Джульет тяжело вздохнула и спросила в наступившей тишине:
– Фредерик, как ты думаешь, Нед Хорнер уничтожил свою картину? Как ты думаешь, он сжег «Сад утрат и надежд»?
– Почему ты спрашиваешь меня об этом?
– Я и сама не знаю. Просто у меня возникает странное ощущение, когда я вхожу в дом. Я изучала его творчество почти всю взрослую жизнь, но никогда не жила в доме самостоятельно. То, что он сделал. Со своей семьей. – Они взглянули друг на друга. – Знаешь, я не могу это объяснить. Но не думаю, что он мог бы так поступить. Просто не думаю. Грэнди тоже не верит. Вернее, не верила.
– Я согласен с тобой и с твоей бабушкой. Иногда я тоже не верю, что он был способен уничтожить ее. В конце концов, там он с поразительной точностью написал своих детей. И он потерял их. Он потерял все. – Фредерик отодвинул от себя чай. – Где же тогда она?
– Не знаю, – ответила Джульет. – В том-то и дело.
Ее слова негромко прозвучали в тишине комнаты, набитой вещами из прошлого.
1893. Март
Разговорчивый кэбмен обещал довезти ее до коттеджа, но засомневался, когда они подъехали к Хэм-Коммон.
– Шибко узко у пруда, – заявил он, качая головой. – Грязюка вона какая. Коль я спущусь с горы, лошадки не втащат меня обратно. Ссажу-ка вас тута, и вы пройдете пешим манером. Прогуляетесь по свежему воздуху, пользительно это. – Он помог Мэри выйти из кэба и выжидающе уставился на нее. Она опустила глаза и туже запахнула старую мамину шаль. У нее не было денег на чаевые, и он уехал, недовольно бормоча. Впрочем, Мэри мгновенно забыла о нем; наконец-то, наконец-то после стольких лет у нее было легко и радостно на сердце.
Там, впереди, всего в нескольких сотнях ярдов ее ждала Лидди, она была там! И хотя эта местность была ей совершенно не знакома, там был дом ее сестры. Значит, ей там все понравится. Над ее головой сиял голубой купол мартовского неба, кое-где еще белели снежные пятна, но на опушке перелеска, обрамлявшего общинный выгон, уже отважно цвели первые нарциссы. Дорога в самом деле раскисла, и Мэри пришлось идти по сырой траве, спотыкаясь и поскальзываясь, под ледяным ветром, обжигавшим лицо. Холодная, сырая зима все еще не желала отступать.
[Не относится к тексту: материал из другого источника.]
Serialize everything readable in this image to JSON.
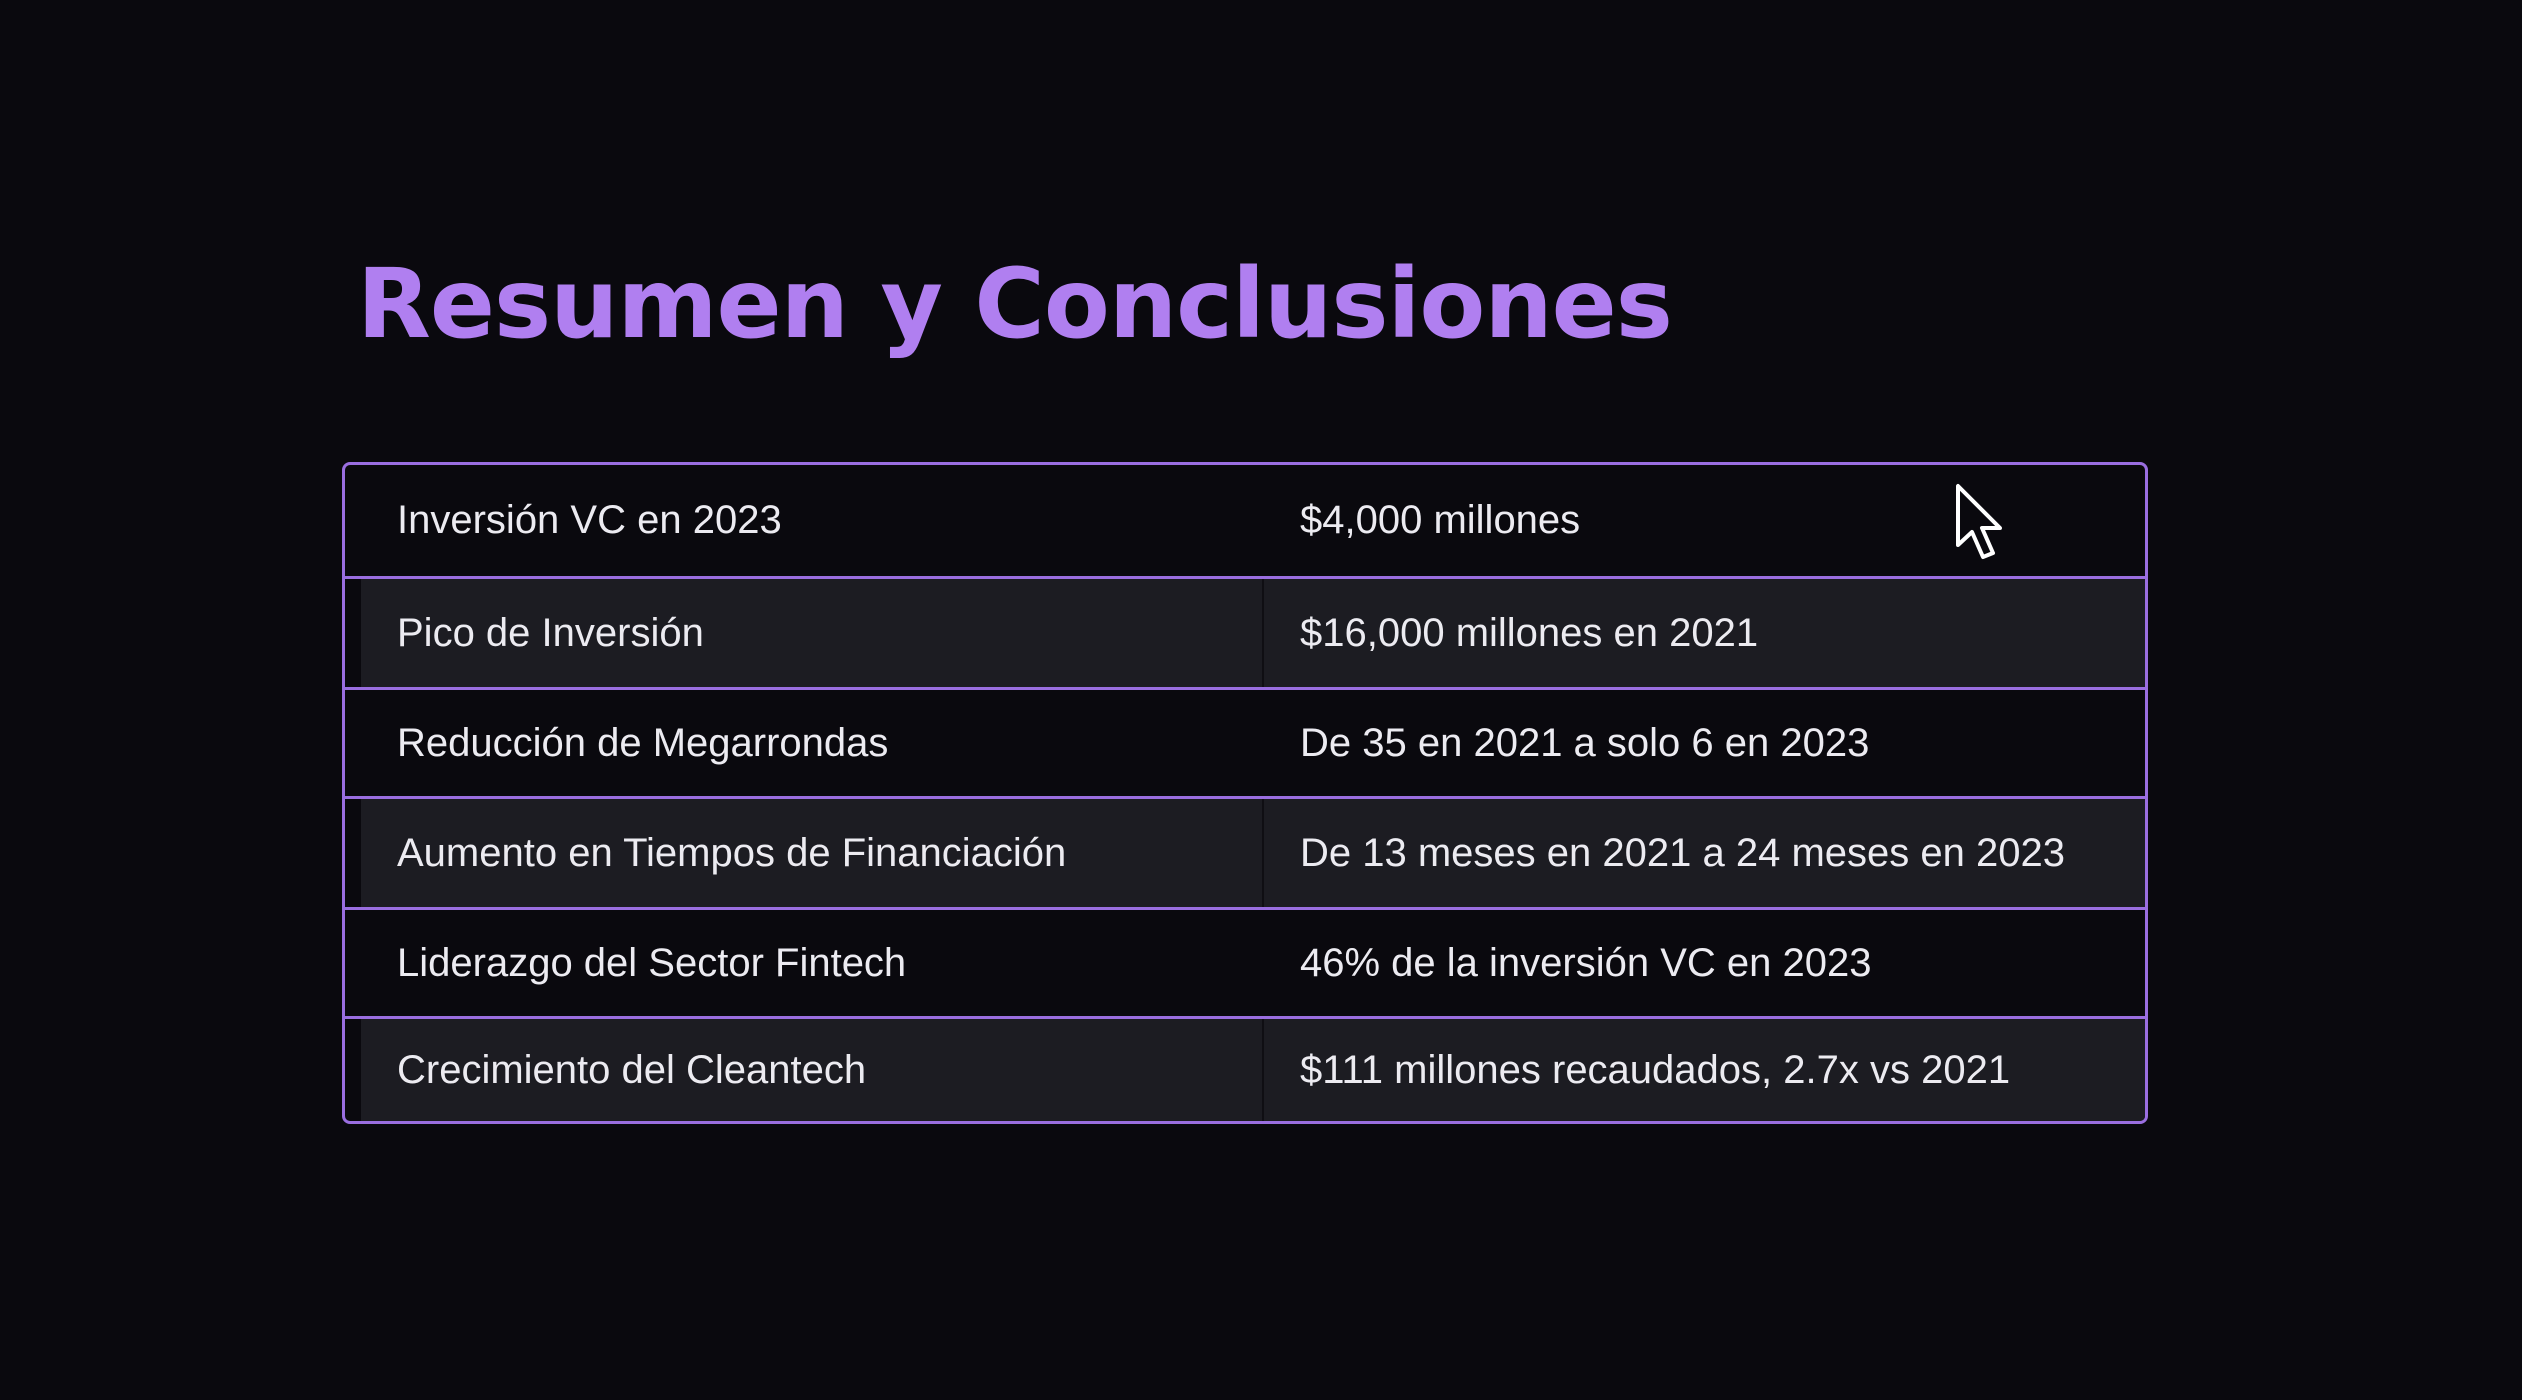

Впереди Мэри видела неопрятный деревенский пруд, цепочку крестьянских домов и, немного в стороне, две маленькие постройки из красного кирпича, старинные надвратные дома возле Хэм-Хауса. Та, что слева, была темной, облезлой, с выбитыми окнами. Но в другой обнаруживались признаки жизни; над высокой трубой поднималась черная спираль дыма. Мэри крепко сжала саквояж маленькой рукой в перчатке. У нее щекотало под ложечкой. Сейчас она увидит свою милую сестру, которую любила больше всего на свете. Увидит впервые после ее венчания.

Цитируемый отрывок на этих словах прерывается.